Enviada em 07/10/2019

De acordo com o filósofo contratualista, Thomas Hobbes, é dever do Estado promover a ordem e evitar o caos em todos os setores da sociedade. No Brasil, todavia, é notório e alarmante o caos no sistema carcerário que ocorre devido à superlotação, o baixo investimento em infraestrutura básica e à falta de políticas de ressocialização nos presídios. Diante disso, percebe-se a falha do Poder Público em garantir à aplicabilidade da função das penitenciárias: A reabilitação de indivíduos para o convívio em sociedade.

Convém ressaltar, mormente, que a superlotação é um dos maiores problemas em questão. Segundo os dados do Ministério da Justiça, o Brasil é o 4° país do mundo em população carcerária, sendo que mais de 40% não deveriam estar presos. Esse fato revela a necessidade de reformular e agilizar os processos jurídicos, uma vez que há poucos defensores públicos para tantos casos. Nesse sentido, é inegável que a grande quantidade de presos dificulta a oferta de serviços eficientes que visem a ressocialização.

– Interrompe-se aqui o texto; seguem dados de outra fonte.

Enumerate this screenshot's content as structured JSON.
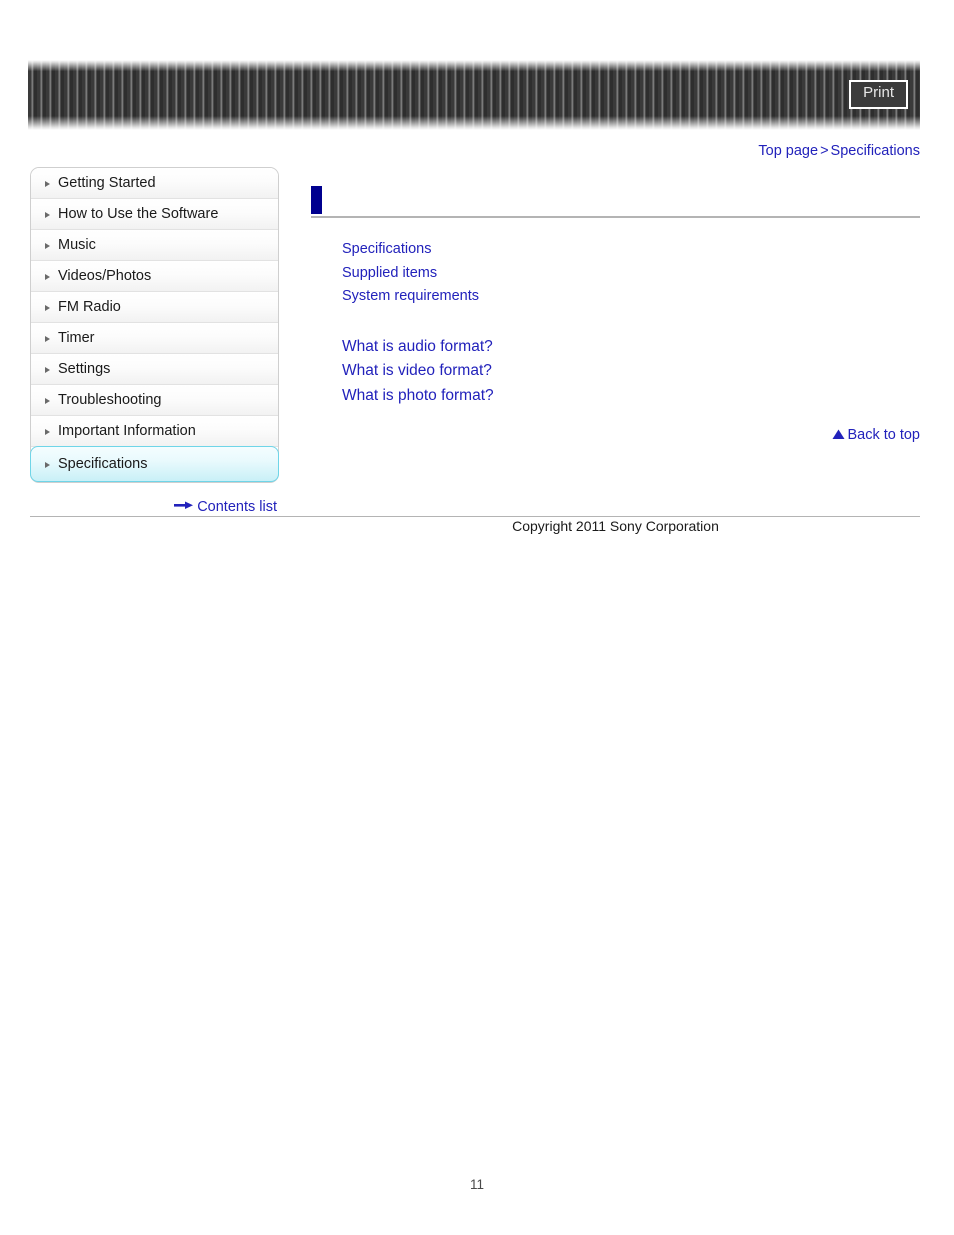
{
  "header": {
    "print_label": "Print"
  },
  "breadcrumb": {
    "top_label": "Top page",
    "separator": ">",
    "current_label": "Specifications"
  },
  "sidebar": {
    "items": [
      {
        "label": "Getting Started",
        "selected": false
      },
      {
        "label": "How to Use the Software",
        "selected": false
      },
      {
        "label": "Music",
        "selected": false
      },
      {
        "label": "Videos/Photos",
        "selected": false
      },
      {
        "label": "FM Radio",
        "selected": false
      },
      {
        "label": "Timer",
        "selected": false
      },
      {
        "label": "Settings",
        "selected": false
      },
      {
        "label": "Troubleshooting",
        "selected": false
      },
      {
        "label": "Important Information",
        "selected": false
      },
      {
        "label": "Specifications",
        "selected": true
      }
    ],
    "contents_list_label": "Contents list"
  },
  "main": {
    "page_title": "",
    "link_groups": [
      {
        "links": [
          "Specifications",
          "Supplied items",
          "System requirements"
        ]
      },
      {
        "links": [
          "What is audio format?",
          "What is video format?",
          "What is photo format?"
        ]
      }
    ],
    "back_to_top_label": "Back to top"
  },
  "footer": {
    "copyright": "Copyright 2011 Sony Corporation",
    "page_number": "11"
  },
  "colors": {
    "link_blue": "#2222bb",
    "title_marker": "#00008f",
    "selected_border": "#6fd5e8",
    "rule_gray": "#b4b4b4"
  }
}
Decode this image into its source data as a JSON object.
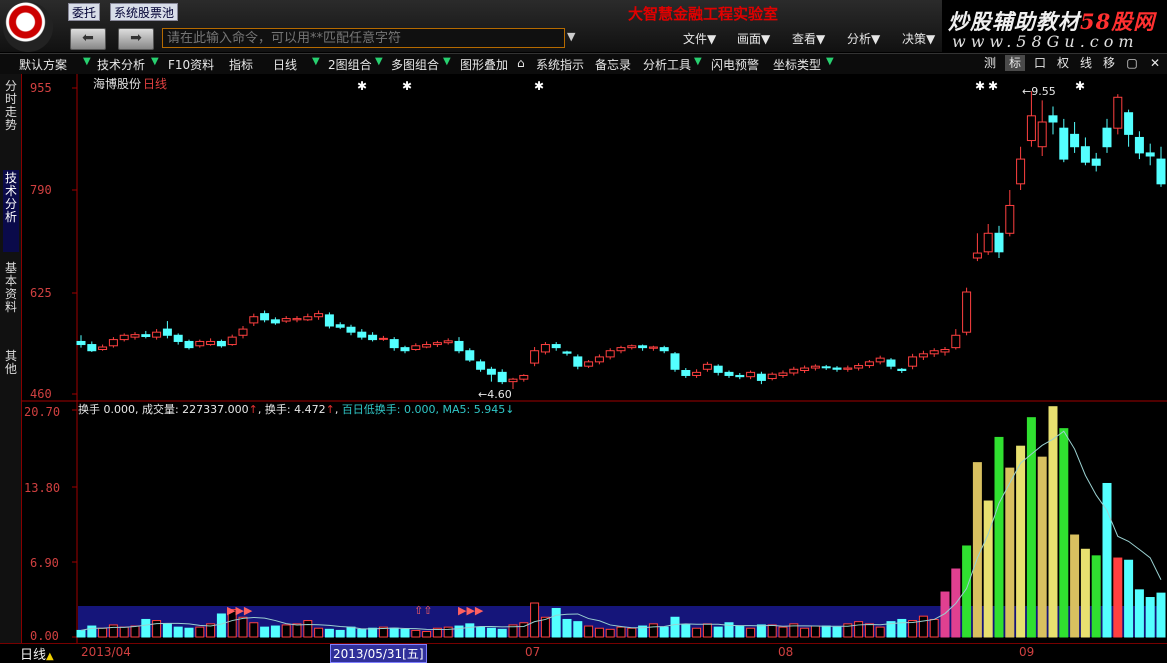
{
  "topbar": {
    "weituo_label": "委托",
    "stock_pool_label": "系统股票池",
    "back_glyph": "⬅",
    "forward_glyph": "➡",
    "command_placeholder": "请在此输入命令，可以用**匹配任意字符",
    "app_title": "大智慧金融工程实验室",
    "menus": [
      "文件▼",
      "画面▼",
      "查看▼",
      "分析▼",
      "决策▼"
    ],
    "brand_text_a": "炒股辅助教材",
    "brand_text_b": "58股网",
    "brand_url": "www.58Gu.com"
  },
  "toolbar": {
    "items": [
      "默认方案",
      "技术分析",
      "F10资料",
      "指标",
      "日线",
      "2图组合",
      "多图组合",
      "图形叠加",
      "系统指示",
      "备忘录",
      "分析工具",
      "闪电预警",
      "坐标类型"
    ],
    "right_items": [
      "测",
      "标",
      "口",
      "权",
      "线",
      "移",
      "▢",
      "✕"
    ]
  },
  "left_tabs": [
    "分时走势",
    "技术分析",
    "基本资料",
    "其他"
  ],
  "chart": {
    "stock_name": "海博股份",
    "period": "日线",
    "price_axis": [
      "955",
      "790",
      "625",
      "460"
    ],
    "volume_axis": [
      "20.70",
      "13.80",
      "6.90",
      "0.00"
    ],
    "high_marker": "9.55",
    "low_marker": "4.60",
    "volume_info": {
      "a": "换手 0.000, 成交量: 227337.000",
      "b": "换手: 4.472",
      "c": "百日低换手: 0.000, MA5: 5.945"
    }
  },
  "bottombar": {
    "period_label": "日线",
    "dates": [
      "2013/04",
      "07",
      "08",
      "09"
    ],
    "cursor_date": "2013/05/31[五]"
  },
  "chart_data": {
    "type": "candlestick",
    "ylim_price": [
      460,
      955
    ],
    "ylim_turnover": [
      0,
      20.7
    ],
    "candles": [
      [
        545,
        540,
        555,
        535
      ],
      [
        540,
        530,
        545,
        528
      ],
      [
        532,
        536,
        540,
        530
      ],
      [
        538,
        548,
        552,
        535
      ],
      [
        548,
        555,
        558,
        545
      ],
      [
        552,
        556,
        560,
        548
      ],
      [
        556,
        553,
        562,
        550
      ],
      [
        552,
        560,
        565,
        548
      ],
      [
        565,
        555,
        578,
        550
      ],
      [
        555,
        545,
        558,
        540
      ],
      [
        545,
        535,
        548,
        532
      ],
      [
        538,
        545,
        548,
        535
      ],
      [
        540,
        545,
        550,
        538
      ],
      [
        545,
        538,
        548,
        535
      ],
      [
        540,
        552,
        556,
        538
      ],
      [
        555,
        565,
        570,
        550
      ],
      [
        575,
        585,
        590,
        570
      ],
      [
        590,
        580,
        595,
        576
      ],
      [
        580,
        575,
        584,
        572
      ],
      [
        578,
        582,
        586,
        575
      ],
      [
        580,
        582,
        586,
        576
      ],
      [
        580,
        585,
        590,
        578
      ],
      [
        585,
        590,
        595,
        580
      ],
      [
        588,
        570,
        592,
        566
      ],
      [
        572,
        568,
        576,
        565
      ],
      [
        568,
        560,
        572,
        555
      ],
      [
        560,
        552,
        565,
        548
      ],
      [
        555,
        548,
        560,
        545
      ],
      [
        550,
        550,
        554,
        546
      ],
      [
        548,
        535,
        552,
        530
      ],
      [
        535,
        530,
        538,
        526
      ],
      [
        532,
        538,
        542,
        530
      ],
      [
        536,
        540,
        545,
        534
      ],
      [
        540,
        543,
        546,
        536
      ],
      [
        543,
        546,
        550,
        540
      ],
      [
        545,
        530,
        552,
        526
      ],
      [
        530,
        515,
        534,
        512
      ],
      [
        512,
        500,
        516,
        496
      ],
      [
        500,
        492,
        504,
        480
      ],
      [
        495,
        480,
        500,
        476
      ],
      [
        480,
        484,
        486,
        468
      ],
      [
        484,
        490,
        492,
        480
      ],
      [
        510,
        530,
        536,
        505
      ],
      [
        528,
        540,
        544,
        524
      ],
      [
        540,
        535,
        544,
        530
      ],
      [
        528,
        526,
        530,
        522
      ],
      [
        520,
        505,
        524,
        500
      ],
      [
        505,
        512,
        515,
        502
      ],
      [
        512,
        520,
        524,
        508
      ],
      [
        520,
        530,
        534,
        516
      ],
      [
        530,
        535,
        538,
        526
      ],
      [
        535,
        538,
        540,
        532
      ],
      [
        538,
        535,
        540,
        530
      ],
      [
        534,
        536,
        538,
        530
      ],
      [
        535,
        530,
        538,
        526
      ],
      [
        525,
        500,
        528,
        496
      ],
      [
        498,
        490,
        502,
        486
      ],
      [
        490,
        495,
        500,
        486
      ],
      [
        500,
        508,
        512,
        496
      ],
      [
        505,
        495,
        508,
        490
      ],
      [
        495,
        490,
        498,
        486
      ],
      [
        490,
        488,
        494,
        484
      ],
      [
        488,
        495,
        498,
        484
      ],
      [
        492,
        482,
        496,
        476
      ],
      [
        485,
        492,
        495,
        482
      ],
      [
        490,
        494,
        498,
        486
      ],
      [
        494,
        500,
        504,
        490
      ],
      [
        498,
        502,
        506,
        494
      ],
      [
        502,
        505,
        508,
        498
      ],
      [
        504,
        503,
        507,
        499
      ],
      [
        502,
        500,
        505,
        496
      ],
      [
        500,
        502,
        506,
        496
      ],
      [
        502,
        506,
        510,
        498
      ],
      [
        506,
        512,
        515,
        502
      ],
      [
        512,
        518,
        522,
        508
      ],
      [
        515,
        505,
        518,
        500
      ],
      [
        500,
        498,
        502,
        494
      ],
      [
        505,
        520,
        525,
        500
      ],
      [
        520,
        525,
        530,
        515
      ],
      [
        525,
        530,
        534,
        520
      ],
      [
        528,
        532,
        536,
        522
      ],
      [
        535,
        555,
        565,
        532
      ],
      [
        560,
        625,
        632,
        555
      ],
      [
        680,
        688,
        720,
        675
      ],
      [
        690,
        720,
        735,
        685
      ],
      [
        720,
        690,
        732,
        680
      ],
      [
        720,
        765,
        790,
        715
      ],
      [
        800,
        840,
        860,
        790
      ],
      [
        870,
        910,
        950,
        860
      ],
      [
        860,
        900,
        935,
        845
      ],
      [
        910,
        900,
        925,
        880
      ],
      [
        890,
        840,
        905,
        835
      ],
      [
        880,
        860,
        900,
        850
      ],
      [
        860,
        835,
        875,
        830
      ],
      [
        840,
        830,
        850,
        820
      ],
      [
        890,
        860,
        905,
        850
      ],
      [
        890,
        940,
        945,
        880
      ],
      [
        915,
        880,
        920,
        860
      ],
      [
        875,
        850,
        885,
        840
      ],
      [
        850,
        845,
        865,
        830
      ],
      [
        840,
        800,
        860,
        795
      ],
      [
        815,
        805,
        840,
        790
      ]
    ],
    "turnover_bars": [
      0.6,
      1.0,
      0.8,
      1.1,
      0.9,
      1.0,
      1.6,
      1.5,
      1.2,
      0.9,
      0.8,
      0.9,
      1.2,
      2.1,
      2.5,
      1.8,
      1.3,
      0.9,
      1.0,
      1.1,
      1.2,
      1.5,
      0.8,
      0.7,
      0.6,
      0.9,
      0.7,
      0.8,
      0.9,
      0.8,
      0.7,
      0.6,
      0.5,
      0.8,
      0.9,
      1.0,
      1.2,
      0.9,
      0.8,
      0.7,
      1.1,
      1.3,
      3.1,
      1.8,
      2.6,
      1.6,
      1.4,
      1.0,
      0.8,
      0.7,
      0.9,
      0.8,
      1.0,
      1.2,
      0.9,
      1.8,
      1.1,
      0.8,
      1.2,
      0.9,
      1.3,
      1.0,
      0.8,
      1.1,
      1.1,
      0.9,
      1.2,
      0.8,
      1.0,
      1.0,
      0.9,
      1.2,
      1.4,
      1.2,
      0.9,
      1.4,
      1.6,
      1.5,
      1.9,
      1.6,
      4.1,
      6.2,
      8.3,
      15.9,
      12.4,
      18.2,
      15.4,
      17.4,
      20.0,
      16.4,
      21.0,
      19.0,
      9.3,
      8.0,
      7.4,
      14.0,
      7.2,
      7.0,
      4.3,
      3.6,
      4.0
    ],
    "turnover_ma_line": true
  }
}
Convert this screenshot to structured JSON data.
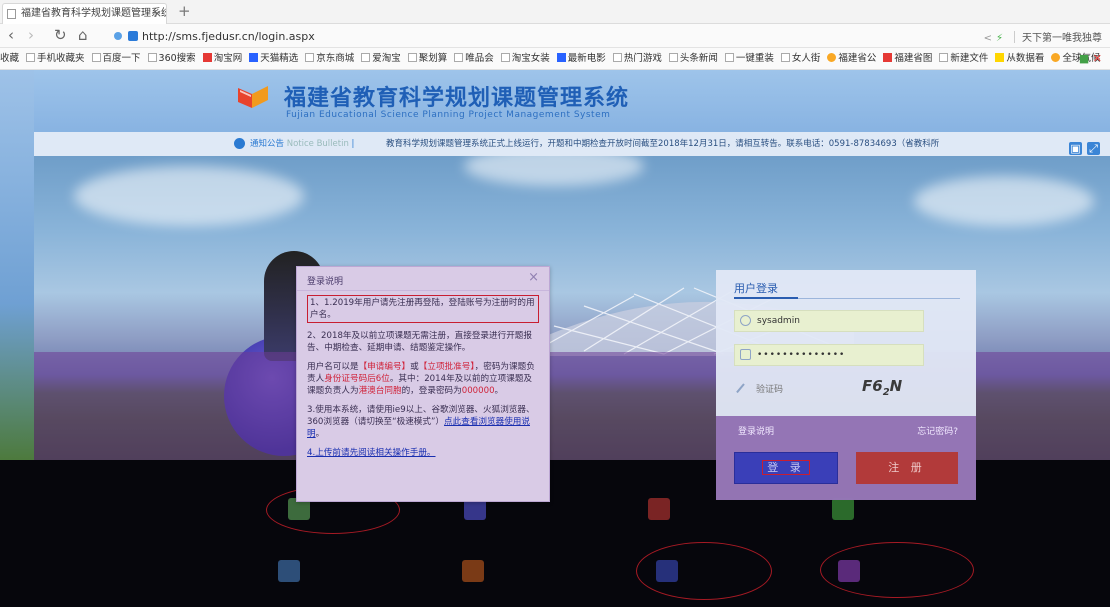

Outrossim, é preciso analisar as condições precárias dos presídios decorrente dos baixos investimentos nesse setor. A falta de saneamento básico, alimentação e higiene são marcantes nesse cenário. Consoante ao livro “Presos que Menstruam”, da jornalista Nana Queiroz, as penitenciárias femininas são as que mais sofrem com esses problemas, pois não uma política pública direcionada às mulheres. Dessa forma, a obra destaca a ausência de absorventes, de médicos ginecologistas e cuidados básicos para gestantes. Esses fatores tornam o ambiente favorável à proliferação de doenças e,não raramente, é causa de muitas mortes. Pode-se inferir, portanto, que não se pode oferecer reabilitação sem garantir, primeiro, condições mínimas para viver.

Destarte, fica claro a necessidade de propor soluções para o caos do atual sistema carcerário brasileiro. Para tanto, cabe ao Governo designar maiores verbas de impostos públicos para o Ministério da Justiça que, assim, deve contratar mais profissionais, como defensores públicos e juízes, a fim de agilizar os processos judiciais e evitar a lotação desnecessária. Além disso, o Estado, em parceria com Organizações não governamentais (ONGs) que militam nessa área, deve equipar todos os presídios com serviços de saúde, de alimentação e de higiene básica. Isso deve ser feito com verbas dos impostos e arrecadação nas ONGs. Espera-se, com essas medidas, que Estado cumpra seu papel social de manter a ordem nas penitenciárias, com vistas a direcionar o foco para a reabilitação dos indivíduos.